Wealthfront Autopilot
Autopilot monitors either your non-Wealthfront checking account or your Wealthfront cash account each day to ensure you keep only the amount of cash on hand that you really need. When your balance exceeds your prescribed amount by $100, Autopilot automatically deposits the money into the account of the customer’s choosing, either an interest-bearing Wealthfront cash account or a Wealthfront investment account.
Kate Wauck, vice president of communications at Wealthfront, said that within the first 48 hours of launching in September, Autopilot transferred more than $3 million within the platform. She said 70 percent of the clients enrolled in Autopilot are moving excess cash to a Wealthfront investment account.
“Our clients don’t want to spend their free time managing their money and monitoring bank accounts,” Wauck said. “That’s why people are so excited about Autopilot. It acts as your own financial assistant. They call the shots and know all of their money management needs are being taken care of behind the scenes.”
M1 Finance Smart Transfers
Among wealthtechs, Smart Transfers is the latest entrant in the arena of automated cash management. Within preset thresholds, Smart Transfers lets a member of its M1 Plus subscription service (which has about 500,000 users) automatically shift money among M1 accounts so that their cash reaps gains and doesn’t just sit idle. M1 provides investment, checking and lending accounts.
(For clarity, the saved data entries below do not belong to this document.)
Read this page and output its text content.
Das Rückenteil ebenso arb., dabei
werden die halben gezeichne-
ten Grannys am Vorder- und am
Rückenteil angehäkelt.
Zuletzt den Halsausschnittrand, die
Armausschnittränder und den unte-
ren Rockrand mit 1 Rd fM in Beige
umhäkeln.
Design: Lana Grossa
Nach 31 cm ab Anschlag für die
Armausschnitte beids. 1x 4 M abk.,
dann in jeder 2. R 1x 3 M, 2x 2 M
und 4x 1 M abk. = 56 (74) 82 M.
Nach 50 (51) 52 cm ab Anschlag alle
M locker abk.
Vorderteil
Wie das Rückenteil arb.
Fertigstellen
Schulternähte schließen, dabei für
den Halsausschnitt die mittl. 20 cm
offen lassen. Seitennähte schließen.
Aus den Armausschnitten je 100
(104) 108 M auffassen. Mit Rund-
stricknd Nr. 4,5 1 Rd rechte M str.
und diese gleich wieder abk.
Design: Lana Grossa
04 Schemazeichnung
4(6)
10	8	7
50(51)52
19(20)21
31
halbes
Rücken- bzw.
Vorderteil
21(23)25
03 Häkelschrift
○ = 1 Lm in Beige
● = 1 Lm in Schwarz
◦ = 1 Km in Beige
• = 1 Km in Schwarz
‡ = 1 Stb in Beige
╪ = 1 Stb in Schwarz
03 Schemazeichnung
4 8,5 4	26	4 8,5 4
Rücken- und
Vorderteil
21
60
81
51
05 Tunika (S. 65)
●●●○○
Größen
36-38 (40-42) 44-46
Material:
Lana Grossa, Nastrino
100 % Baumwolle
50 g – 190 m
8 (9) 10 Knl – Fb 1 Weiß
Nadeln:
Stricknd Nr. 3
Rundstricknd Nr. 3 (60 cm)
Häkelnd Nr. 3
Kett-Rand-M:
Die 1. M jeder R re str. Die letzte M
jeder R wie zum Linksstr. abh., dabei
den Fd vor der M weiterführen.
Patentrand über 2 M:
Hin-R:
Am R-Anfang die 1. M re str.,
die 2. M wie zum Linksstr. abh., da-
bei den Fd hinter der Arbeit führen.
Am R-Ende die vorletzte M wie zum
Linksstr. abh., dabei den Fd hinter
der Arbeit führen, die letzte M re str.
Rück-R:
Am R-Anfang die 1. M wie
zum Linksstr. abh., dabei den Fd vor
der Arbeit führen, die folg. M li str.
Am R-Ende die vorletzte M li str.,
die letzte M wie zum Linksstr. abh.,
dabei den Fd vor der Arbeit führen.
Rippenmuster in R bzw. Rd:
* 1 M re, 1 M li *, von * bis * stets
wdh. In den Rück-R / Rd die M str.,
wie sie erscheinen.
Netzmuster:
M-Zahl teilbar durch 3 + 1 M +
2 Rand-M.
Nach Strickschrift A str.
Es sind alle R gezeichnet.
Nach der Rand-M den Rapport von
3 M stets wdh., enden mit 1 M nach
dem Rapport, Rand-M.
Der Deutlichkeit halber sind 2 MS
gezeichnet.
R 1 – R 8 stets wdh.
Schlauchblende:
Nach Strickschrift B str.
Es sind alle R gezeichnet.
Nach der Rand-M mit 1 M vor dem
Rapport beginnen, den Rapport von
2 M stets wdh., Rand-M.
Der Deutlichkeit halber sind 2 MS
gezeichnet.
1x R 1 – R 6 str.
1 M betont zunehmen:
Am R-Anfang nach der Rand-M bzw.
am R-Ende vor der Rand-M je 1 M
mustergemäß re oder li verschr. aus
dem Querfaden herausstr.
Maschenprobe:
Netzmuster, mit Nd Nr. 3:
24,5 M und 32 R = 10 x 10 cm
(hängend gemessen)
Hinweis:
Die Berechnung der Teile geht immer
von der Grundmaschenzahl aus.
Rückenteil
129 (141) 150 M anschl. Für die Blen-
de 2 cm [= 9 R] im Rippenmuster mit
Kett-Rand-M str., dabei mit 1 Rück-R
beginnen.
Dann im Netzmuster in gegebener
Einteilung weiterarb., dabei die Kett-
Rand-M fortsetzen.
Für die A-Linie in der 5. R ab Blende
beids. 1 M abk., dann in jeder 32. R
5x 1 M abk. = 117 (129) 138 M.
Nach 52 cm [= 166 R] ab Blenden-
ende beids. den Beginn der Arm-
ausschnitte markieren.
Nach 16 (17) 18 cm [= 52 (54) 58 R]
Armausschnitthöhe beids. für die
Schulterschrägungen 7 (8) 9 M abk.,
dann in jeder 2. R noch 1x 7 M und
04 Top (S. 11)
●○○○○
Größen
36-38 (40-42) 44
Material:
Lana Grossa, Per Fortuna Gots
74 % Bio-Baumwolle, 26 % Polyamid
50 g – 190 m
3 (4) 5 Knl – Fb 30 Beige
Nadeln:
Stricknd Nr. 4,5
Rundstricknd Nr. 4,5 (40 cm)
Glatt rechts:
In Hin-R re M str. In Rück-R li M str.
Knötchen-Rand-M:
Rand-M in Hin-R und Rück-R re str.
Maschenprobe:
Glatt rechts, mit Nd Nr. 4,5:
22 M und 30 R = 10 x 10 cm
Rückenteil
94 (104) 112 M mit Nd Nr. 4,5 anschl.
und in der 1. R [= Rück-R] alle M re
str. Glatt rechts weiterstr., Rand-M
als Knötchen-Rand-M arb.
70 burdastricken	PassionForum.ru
“Smart Transfers is another layer of automation that we’ve built into the product so that every dollar coming into the platform can be automatically and intelligently directed toward where it can be best used for your personal finances,” said Barnes, M1’s CEO. “The ethos for M1 is imagining the personal finance experience that someone would get if they worked with Goldman’s high-net-worth services and had $50 million with Goldman.”